Business Plan Competition Winners Team Up

A GW alumnus and an undergraduate are helping expand each other’s startups.

October 9, 2013

Jon Halpern and Dylan Fox

Jon Halpern and Dylan Fox founded their respective businesses while they were undergraduates.

Less than two years ago, Jon Halpern and Dylan Fox were strangers competing against each other in the 2012 GW Business Plan Competition. The budding entrepreneurs didn’t realize it at the time, but that event marked the beginning of a friendship that would soon evolve into a business partnership.

Melding their business models together “just made sense,” according to Mr. Fox, who graduated from the George Washington University last May and has since worked fulltime on his company, Crowdvance.

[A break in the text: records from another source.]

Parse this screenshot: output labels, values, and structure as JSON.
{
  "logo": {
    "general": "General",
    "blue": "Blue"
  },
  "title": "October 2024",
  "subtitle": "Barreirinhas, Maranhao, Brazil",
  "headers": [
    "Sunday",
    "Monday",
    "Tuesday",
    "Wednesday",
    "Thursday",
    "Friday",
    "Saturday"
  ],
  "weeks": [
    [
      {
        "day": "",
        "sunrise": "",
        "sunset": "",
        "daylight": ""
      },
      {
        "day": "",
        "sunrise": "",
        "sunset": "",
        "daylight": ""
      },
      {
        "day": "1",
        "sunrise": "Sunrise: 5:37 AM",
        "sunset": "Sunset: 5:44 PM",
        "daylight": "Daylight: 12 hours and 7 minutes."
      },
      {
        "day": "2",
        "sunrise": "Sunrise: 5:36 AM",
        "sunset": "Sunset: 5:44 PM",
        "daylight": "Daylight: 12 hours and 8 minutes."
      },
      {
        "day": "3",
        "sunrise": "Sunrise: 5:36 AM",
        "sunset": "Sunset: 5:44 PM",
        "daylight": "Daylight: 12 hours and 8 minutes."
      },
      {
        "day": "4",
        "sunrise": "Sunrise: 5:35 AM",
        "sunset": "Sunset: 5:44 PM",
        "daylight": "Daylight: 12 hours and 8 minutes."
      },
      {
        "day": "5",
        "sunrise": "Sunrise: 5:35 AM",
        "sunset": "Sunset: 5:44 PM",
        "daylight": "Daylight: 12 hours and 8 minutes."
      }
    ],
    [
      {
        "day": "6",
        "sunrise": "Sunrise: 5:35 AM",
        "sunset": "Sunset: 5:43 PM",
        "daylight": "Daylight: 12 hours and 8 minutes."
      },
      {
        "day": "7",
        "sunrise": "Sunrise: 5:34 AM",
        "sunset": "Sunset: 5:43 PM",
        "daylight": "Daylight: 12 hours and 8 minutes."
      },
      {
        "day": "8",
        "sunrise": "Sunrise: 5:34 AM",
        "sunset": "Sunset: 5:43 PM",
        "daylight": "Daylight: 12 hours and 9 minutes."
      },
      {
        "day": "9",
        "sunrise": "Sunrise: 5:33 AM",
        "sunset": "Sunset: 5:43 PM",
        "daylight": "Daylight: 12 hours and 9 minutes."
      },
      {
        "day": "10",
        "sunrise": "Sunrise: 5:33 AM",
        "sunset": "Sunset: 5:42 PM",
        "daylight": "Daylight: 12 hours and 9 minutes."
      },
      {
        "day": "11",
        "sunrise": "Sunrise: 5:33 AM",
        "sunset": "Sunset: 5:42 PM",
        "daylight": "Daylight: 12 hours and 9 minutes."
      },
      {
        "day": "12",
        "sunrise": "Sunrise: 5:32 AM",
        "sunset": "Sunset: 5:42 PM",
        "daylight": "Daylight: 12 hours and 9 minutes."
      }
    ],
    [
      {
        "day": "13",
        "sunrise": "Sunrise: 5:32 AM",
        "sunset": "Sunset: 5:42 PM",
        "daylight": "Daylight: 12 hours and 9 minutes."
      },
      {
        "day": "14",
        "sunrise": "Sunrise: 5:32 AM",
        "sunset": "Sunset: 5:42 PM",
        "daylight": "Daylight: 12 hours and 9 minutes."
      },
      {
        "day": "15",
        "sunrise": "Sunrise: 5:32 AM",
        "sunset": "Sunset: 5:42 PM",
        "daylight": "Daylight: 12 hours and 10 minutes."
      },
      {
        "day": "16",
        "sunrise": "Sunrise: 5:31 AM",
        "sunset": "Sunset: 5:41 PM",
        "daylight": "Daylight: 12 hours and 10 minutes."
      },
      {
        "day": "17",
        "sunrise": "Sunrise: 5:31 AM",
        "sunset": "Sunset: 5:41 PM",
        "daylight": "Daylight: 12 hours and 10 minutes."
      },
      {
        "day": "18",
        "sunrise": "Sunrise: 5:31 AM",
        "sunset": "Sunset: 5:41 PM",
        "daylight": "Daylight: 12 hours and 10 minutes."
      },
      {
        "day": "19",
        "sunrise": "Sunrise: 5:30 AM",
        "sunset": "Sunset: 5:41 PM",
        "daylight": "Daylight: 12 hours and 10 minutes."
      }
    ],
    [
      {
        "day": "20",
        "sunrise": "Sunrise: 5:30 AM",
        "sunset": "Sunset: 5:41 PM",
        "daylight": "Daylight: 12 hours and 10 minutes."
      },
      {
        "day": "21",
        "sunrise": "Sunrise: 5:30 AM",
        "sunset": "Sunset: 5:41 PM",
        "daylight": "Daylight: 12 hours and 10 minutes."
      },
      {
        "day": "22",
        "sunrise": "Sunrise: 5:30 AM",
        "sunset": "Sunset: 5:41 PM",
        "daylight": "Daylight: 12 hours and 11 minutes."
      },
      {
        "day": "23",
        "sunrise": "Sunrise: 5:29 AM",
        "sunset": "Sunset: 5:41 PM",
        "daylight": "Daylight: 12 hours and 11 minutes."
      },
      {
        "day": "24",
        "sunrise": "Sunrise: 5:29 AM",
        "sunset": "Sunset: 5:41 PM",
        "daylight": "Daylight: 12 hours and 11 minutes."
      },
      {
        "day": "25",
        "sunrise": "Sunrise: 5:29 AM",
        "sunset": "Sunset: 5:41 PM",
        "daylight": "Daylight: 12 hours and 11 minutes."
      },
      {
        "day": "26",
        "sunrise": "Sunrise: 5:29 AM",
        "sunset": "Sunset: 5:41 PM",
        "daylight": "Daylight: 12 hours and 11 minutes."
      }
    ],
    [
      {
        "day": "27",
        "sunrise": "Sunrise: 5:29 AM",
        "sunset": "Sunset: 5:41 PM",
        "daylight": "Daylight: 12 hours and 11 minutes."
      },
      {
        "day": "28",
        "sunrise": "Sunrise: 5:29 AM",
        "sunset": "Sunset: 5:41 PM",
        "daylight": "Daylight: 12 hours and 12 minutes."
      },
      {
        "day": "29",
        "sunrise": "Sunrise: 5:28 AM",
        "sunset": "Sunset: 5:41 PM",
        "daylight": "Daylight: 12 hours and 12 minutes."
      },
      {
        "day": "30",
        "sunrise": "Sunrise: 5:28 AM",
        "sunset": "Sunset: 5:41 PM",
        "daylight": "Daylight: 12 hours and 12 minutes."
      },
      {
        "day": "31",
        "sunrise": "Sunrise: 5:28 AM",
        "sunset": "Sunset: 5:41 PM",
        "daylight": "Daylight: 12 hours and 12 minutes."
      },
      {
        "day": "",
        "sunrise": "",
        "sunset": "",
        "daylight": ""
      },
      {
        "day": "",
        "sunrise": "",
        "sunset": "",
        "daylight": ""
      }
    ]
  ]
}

“We’re both very serious about our startups,” he said. “Jon and I had a similar mindset about doing this for real, and we kind of just stuck to each other because of that.”

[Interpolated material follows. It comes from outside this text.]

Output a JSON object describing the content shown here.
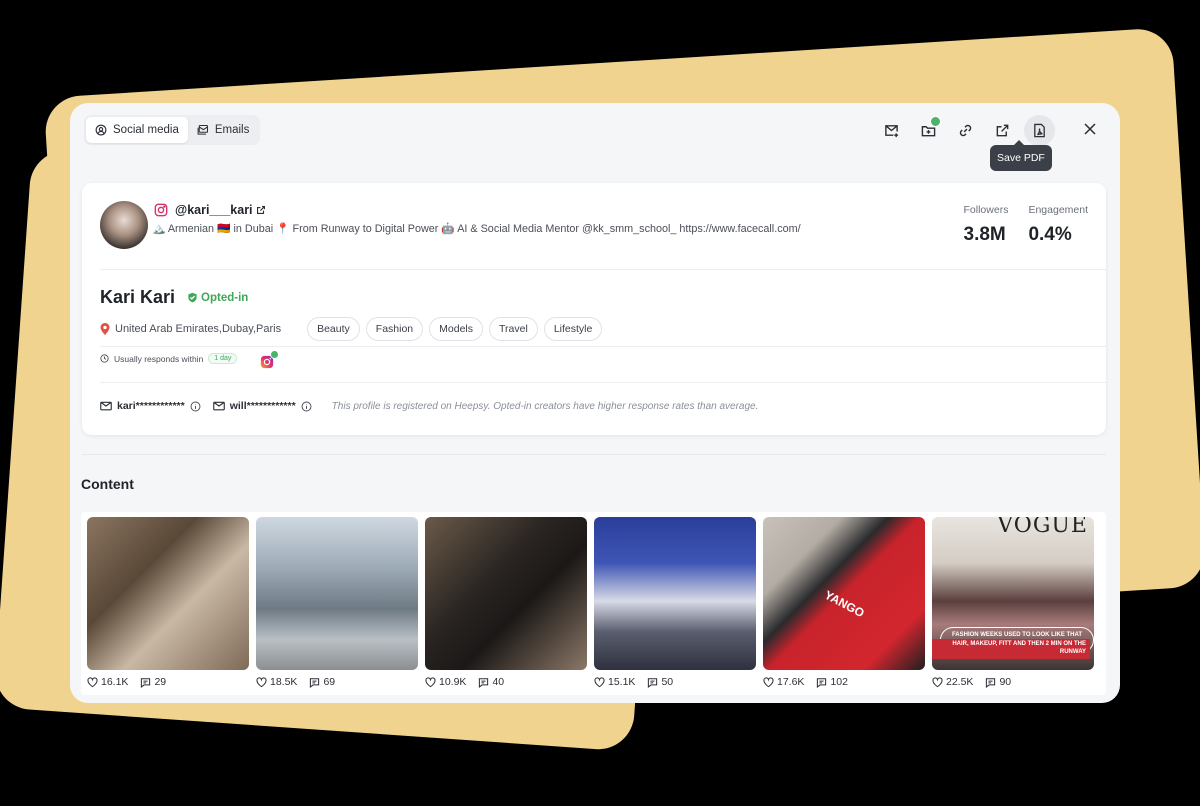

Mr. Halpern co-founded AthleteTrax when he was a sophomore in 2011. AthleteTrax is a software solutions provider, which allows coaches and student-athletes to manage their academic and athletic lives more efficiently — through integrated scheduling, instant communication, video, workout tracking and form management.

AthleteTrax has a partnership with the GW Department of Athletics and Recreation as well as with Catholic University and a high school in the Pittsburgh area. But recently, the company decided to expand its client base to collegiate club teams and wanted to integrate a fundraising component into its application — which is how Crowdvance came into the picture.

Crowdvance is an online platform that helps nonprofits and community organizations engage more donors while raising funds. What makes Crowdvance unique is that the company partners with national companies— such as Hulu, MovieTickets.com and Hotels.com. Those companies provide donors with free gift cards as a reward for making donations through the Crowdvance platform.

“The fastest growing fundraising channel nonprofits use today to raise funds is collecting donations online from individuals. With a lot more people getting hit up to donate, we found a lot of donors were burning out,” Mr. Fox said.

By providing rewards for donating, non-profits are able to engage their donors and supporters in a much more effective way, Mr. Fox said.

And by partnering with big, corporate sponsors, Crowdvance is also able to remain completely free. In its initial stages, the company collected a 6.5 percent service fee from each organization that utilized its service. But the company has removed the service fee, making Crowdvance the only free, for-profit online fundraising platform of its kind.

Instead of trying to create a fundraising aspect of AthleteTrax, Mr. Halpen integrated Crowdvance into his company’s model. When collegiate club teams decide to utilize the AthleteTrax, Mr. Halpern directs them toward Crowdvance. The companies are working together to incorporate the Crowdvance technology into the AthleteTrax platform, so that the club users can fundraise without being redirected to a separate platform.

“It provides value to his company as well as ours,” Mr. Halpern said.

Both Mr. Fox and Mr. Halpern have already experienced great success with their young companies. AthleteTrax won three prizes in the 2012 GW Business Plan Competition, including second place overall, and Crowdvance won third place. Last spring Crowdvance won first place in an international business plan competition at Texas Christian University.

While Mr. Halpern’s and Mr. Fox’s entrepreneurial journeys have not been identical, both have invested significant time into their respective companies.

Mr. Halpern is currently a senior, but he splits his time between Washington, D.C., and Pittsburgh. AthleteTrax was accepted into AlphaLab, a 20-week accelerator program that provides startups with mentorship, office space and workshop sessions.

Mr. Fox works full time in D.C. with a team of six. He said both he and Mr. Halpern’s success can be attributed more to hard work than to luck.

Both said they are thankful for GW’s Office of Entrepreneurship and the GW Business Plan Competition for their successful partnership. The entrepreneurs may have never met if it was not for GW, Mr. Halpern said.

“I think the competition definitely does a good job of helping foster that collaboration, because you have a sense of what other students are doing,” he said.

Mr. Fox said many of his professional relationships have been fostered by the GW entrepreneurship program, and he still remains in close contact with Jim Chung, executive director of the Office of Entrepreneurship.

“Entrepreneurship is tough, but the university is a great place to start the journey,” Mr. Chung said. “We are here to help you along, and have lots of resources for students to take advantage of.”

He said he hopes that entrepreneurship at GW will become more integrated into curricula. Society in general, he said, is becoming more accepting of entrepreneurs.

“I think that entrepreneurship has gotten a lot sexier,” he said.